Była także poza Północnym Kręgiem Polarnym, na małej wyspie Grimsey. Wrażenia niezapomniane. Miałam szczęście, bo nie opuszczała mnie słoneczna i letnia pogoda. Surowa dzikość północnej Przyrody szczególnie pokazuje tu swe oblicze. A jednak i tutaj mieszkają i pracują ludzie. Ci, którzy tu przybywają otrzymują Certyfikat o Przekroczeniu Północnego Kręgu Polarnego, który jest dla turysty równie wspaniałą pamiątką jak dla żeglarza Dyplom o Przekroczeniu Równika! Niestety nie ma tam żadnego widocznego oznakowania tego magicznego równoleżnika 66°33’39″N, a jedynie stoi tam drogowskaz z strzałkami wskazującymi kierunki do najważniejszych miast świata: Nowego Jorku (4445 km), Moskwy (3103), Reykjaviku (325), Sydney (16.317) i Tokio (8494). A zatem po zaliczeniu obu Zwrotników i Równika przyszło mi zaliczyć także Północne Koło Podbiegunowe…   
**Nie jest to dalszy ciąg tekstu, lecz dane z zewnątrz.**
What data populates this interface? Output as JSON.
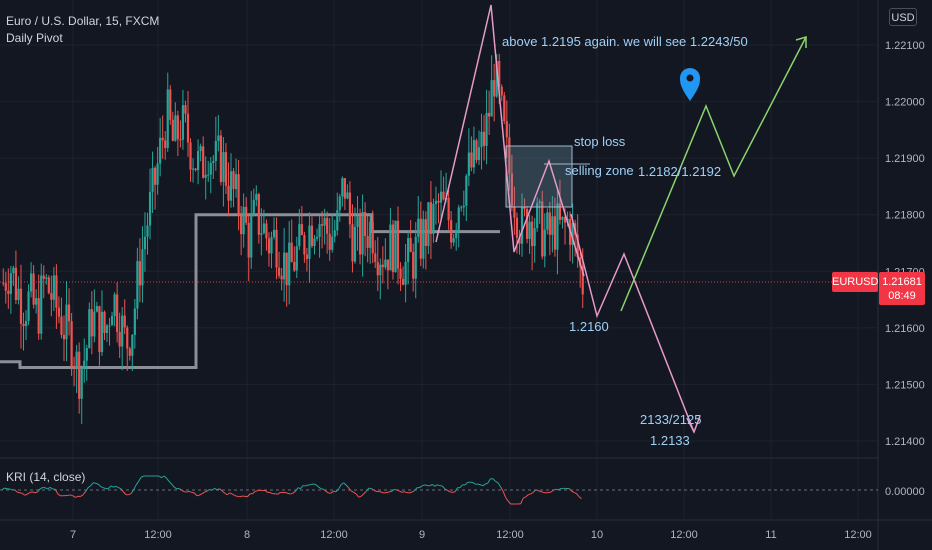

Chcę tą drogą podziękować moim przewodnikom po świecie islandzkich cudów: Paniom Dorothei Thomasdottir, Evie Ingvidottir i Panu Vaclavowi Ingvi Alfredssonowi oraz Gesturowi Hjaltassonowi z Akureyri za pomoc i ogromną wiedzę, którą mi przekazali poświęcając mi swój cenny czas.